1. La plainte est recevable pour avoir été déposée auprès de l'autorité compétente (art. 6 al.1 et 3 LaLP, art. 17 al. 1 LP), par une partie lésée dans ses intérêts (ATF 138 III 219 consid. 2.3; 129 III 595 consid. 3; 120 III 42 consid. 3), dans le délai utile de dix jours (art. 17 al. 2 LP) et selon la forme prescrite par la loi (art. 9 al. 1 et 2 LaLP, art. 65 al. 1 et 2 LPA, applicables par renvoi de l'art. 9 al. 4 LaLP), à l'encontre d'une mesure de l'Office sujette à plainte.

2. 2.1.1 Le débiteur est tenu, sous menace des peines prévues par la loi, d'indiquer jusqu'à due concurrence tous les biens qui lui appartiennent, même ceux qui ne sont pas en sa possession, ainsi que ses créances et autres droits contre des tiers (art. 91 al. 1 ch. 2 LP). Les tiers qui détiennent des biens du débiteur ou contre qui le débiteur a des créances ont, sous menace des peines prévues par la loi, la même obligation de renseigner que le débiteur (art. 91 al. 1 ch. 2 et 4 LP). Les autorités ont la même obligation de renseigner que le débiteur (art. 91 al. 1 ch. 5 LP).

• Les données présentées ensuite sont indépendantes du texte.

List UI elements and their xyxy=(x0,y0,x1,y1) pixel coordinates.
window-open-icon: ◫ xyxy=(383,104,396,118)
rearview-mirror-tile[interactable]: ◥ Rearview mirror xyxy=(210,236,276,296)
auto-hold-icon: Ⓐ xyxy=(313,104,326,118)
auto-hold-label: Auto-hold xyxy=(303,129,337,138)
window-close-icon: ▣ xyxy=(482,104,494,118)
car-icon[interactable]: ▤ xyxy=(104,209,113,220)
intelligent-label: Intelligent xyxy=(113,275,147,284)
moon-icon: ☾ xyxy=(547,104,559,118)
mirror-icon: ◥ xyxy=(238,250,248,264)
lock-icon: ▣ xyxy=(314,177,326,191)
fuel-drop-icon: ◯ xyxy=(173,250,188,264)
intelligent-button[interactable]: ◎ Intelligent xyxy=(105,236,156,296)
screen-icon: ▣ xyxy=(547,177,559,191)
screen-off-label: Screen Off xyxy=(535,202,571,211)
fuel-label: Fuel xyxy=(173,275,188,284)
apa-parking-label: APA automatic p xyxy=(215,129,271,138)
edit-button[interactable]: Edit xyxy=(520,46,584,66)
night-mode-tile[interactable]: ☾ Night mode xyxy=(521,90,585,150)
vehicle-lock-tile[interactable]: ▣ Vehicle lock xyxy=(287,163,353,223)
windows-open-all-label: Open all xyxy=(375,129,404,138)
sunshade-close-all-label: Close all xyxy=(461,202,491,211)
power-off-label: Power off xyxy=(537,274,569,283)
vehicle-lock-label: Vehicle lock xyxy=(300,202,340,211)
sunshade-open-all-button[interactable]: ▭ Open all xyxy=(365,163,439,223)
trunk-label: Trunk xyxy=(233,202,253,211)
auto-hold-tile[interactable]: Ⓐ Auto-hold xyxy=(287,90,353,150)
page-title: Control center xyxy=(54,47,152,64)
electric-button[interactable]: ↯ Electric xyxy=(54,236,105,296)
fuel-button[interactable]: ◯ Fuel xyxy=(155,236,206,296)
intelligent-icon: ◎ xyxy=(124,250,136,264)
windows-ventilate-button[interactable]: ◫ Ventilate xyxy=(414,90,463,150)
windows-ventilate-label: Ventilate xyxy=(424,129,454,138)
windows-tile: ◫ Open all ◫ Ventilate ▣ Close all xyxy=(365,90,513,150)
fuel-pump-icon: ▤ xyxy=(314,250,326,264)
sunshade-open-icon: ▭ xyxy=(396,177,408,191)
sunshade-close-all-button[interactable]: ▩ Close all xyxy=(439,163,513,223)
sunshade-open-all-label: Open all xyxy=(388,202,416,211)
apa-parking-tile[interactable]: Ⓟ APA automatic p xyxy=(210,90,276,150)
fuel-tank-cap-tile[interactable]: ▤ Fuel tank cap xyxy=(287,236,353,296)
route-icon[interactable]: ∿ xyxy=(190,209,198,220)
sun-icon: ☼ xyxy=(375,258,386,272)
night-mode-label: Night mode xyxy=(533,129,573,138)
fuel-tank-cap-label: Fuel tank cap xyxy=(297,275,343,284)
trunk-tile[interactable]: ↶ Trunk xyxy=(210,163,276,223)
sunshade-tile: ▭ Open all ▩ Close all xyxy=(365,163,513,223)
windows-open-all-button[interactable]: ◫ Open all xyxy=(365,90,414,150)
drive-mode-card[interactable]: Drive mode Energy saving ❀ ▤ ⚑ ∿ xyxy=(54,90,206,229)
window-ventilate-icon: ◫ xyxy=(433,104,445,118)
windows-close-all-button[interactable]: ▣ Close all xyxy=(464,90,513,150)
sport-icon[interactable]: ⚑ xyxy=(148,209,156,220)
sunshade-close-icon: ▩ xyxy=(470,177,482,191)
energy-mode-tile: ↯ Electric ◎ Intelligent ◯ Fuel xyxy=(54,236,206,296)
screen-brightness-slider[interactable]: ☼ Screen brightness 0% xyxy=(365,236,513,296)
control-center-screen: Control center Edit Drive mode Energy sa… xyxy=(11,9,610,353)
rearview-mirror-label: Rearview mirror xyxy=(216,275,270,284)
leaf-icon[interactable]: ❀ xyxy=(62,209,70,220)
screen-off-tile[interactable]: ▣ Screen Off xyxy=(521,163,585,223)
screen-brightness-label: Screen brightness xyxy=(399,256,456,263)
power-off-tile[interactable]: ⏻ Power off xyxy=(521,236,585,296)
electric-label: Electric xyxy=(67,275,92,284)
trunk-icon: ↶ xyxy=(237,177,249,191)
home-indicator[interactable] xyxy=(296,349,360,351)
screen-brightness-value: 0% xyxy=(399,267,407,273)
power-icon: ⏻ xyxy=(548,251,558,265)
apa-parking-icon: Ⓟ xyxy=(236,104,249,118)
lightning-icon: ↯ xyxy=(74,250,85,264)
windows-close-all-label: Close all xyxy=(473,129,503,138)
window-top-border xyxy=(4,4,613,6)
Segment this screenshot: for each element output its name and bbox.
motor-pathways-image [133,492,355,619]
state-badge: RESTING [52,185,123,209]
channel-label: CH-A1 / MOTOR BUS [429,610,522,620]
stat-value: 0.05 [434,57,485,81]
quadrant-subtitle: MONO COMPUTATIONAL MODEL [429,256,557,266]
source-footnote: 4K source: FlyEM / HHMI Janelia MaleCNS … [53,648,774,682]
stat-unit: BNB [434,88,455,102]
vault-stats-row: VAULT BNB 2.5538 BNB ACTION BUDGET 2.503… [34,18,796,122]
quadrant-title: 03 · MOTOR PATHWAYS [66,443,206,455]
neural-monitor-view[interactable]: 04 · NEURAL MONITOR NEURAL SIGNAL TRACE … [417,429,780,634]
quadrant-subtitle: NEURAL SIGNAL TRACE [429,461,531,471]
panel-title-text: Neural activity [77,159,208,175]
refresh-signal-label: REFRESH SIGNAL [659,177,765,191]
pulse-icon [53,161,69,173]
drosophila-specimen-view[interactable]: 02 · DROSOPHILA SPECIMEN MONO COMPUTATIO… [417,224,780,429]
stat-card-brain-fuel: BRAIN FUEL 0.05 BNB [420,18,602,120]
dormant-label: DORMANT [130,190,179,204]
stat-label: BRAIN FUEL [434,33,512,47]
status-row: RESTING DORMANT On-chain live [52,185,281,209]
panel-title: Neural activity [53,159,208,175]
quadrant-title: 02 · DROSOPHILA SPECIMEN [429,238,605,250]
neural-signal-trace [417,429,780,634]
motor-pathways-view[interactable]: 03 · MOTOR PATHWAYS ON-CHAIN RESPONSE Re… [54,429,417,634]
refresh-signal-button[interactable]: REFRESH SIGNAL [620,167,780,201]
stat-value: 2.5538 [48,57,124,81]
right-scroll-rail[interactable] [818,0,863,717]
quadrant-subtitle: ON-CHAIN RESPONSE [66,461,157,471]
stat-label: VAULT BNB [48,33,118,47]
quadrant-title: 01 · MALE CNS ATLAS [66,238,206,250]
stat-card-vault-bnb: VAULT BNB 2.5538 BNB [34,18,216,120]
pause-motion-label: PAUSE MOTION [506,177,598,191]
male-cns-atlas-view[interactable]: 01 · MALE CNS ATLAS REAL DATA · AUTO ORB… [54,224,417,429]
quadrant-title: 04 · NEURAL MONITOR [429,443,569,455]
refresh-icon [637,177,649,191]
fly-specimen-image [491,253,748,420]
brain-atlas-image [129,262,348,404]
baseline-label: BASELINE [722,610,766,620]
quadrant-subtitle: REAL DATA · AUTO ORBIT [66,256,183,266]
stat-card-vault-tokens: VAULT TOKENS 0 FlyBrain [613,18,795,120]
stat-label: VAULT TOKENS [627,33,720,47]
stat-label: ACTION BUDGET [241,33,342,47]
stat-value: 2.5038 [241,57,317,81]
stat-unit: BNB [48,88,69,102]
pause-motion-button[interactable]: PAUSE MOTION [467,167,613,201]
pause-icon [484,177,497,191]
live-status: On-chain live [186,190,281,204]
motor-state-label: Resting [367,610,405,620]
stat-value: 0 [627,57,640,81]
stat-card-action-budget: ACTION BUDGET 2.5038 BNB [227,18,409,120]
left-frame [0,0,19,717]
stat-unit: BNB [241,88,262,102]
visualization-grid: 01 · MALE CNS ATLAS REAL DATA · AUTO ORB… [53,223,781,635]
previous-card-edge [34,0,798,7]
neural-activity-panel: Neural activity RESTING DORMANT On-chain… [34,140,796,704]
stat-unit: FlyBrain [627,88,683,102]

Le devoir de renseigner du débiteur prévu par l'art. 91 al. 1 ch. 2 LP est exhaustif et ne souffre aucune restriction. Il porte également sur les revenus réalisés à l'étranger tout comme sur l'existence de biens (meubles, immeubles, avoirs bancaires) dont le débiteur dispose à l'étranger, indépendamment du fait que de tels actifs ne sauraient être appréhendés par l'entremise d'une saisie opérée en Suisse. L’Office peut avoir besoin de ces informations pour établir la quotité saisissable au sens de l'art. 93 LP (arrêt du Tribunal fédéral 7B_229/2005 du 20 mars 2006, consid. 3.3.1; ATF 114 IV 11 consid. 1).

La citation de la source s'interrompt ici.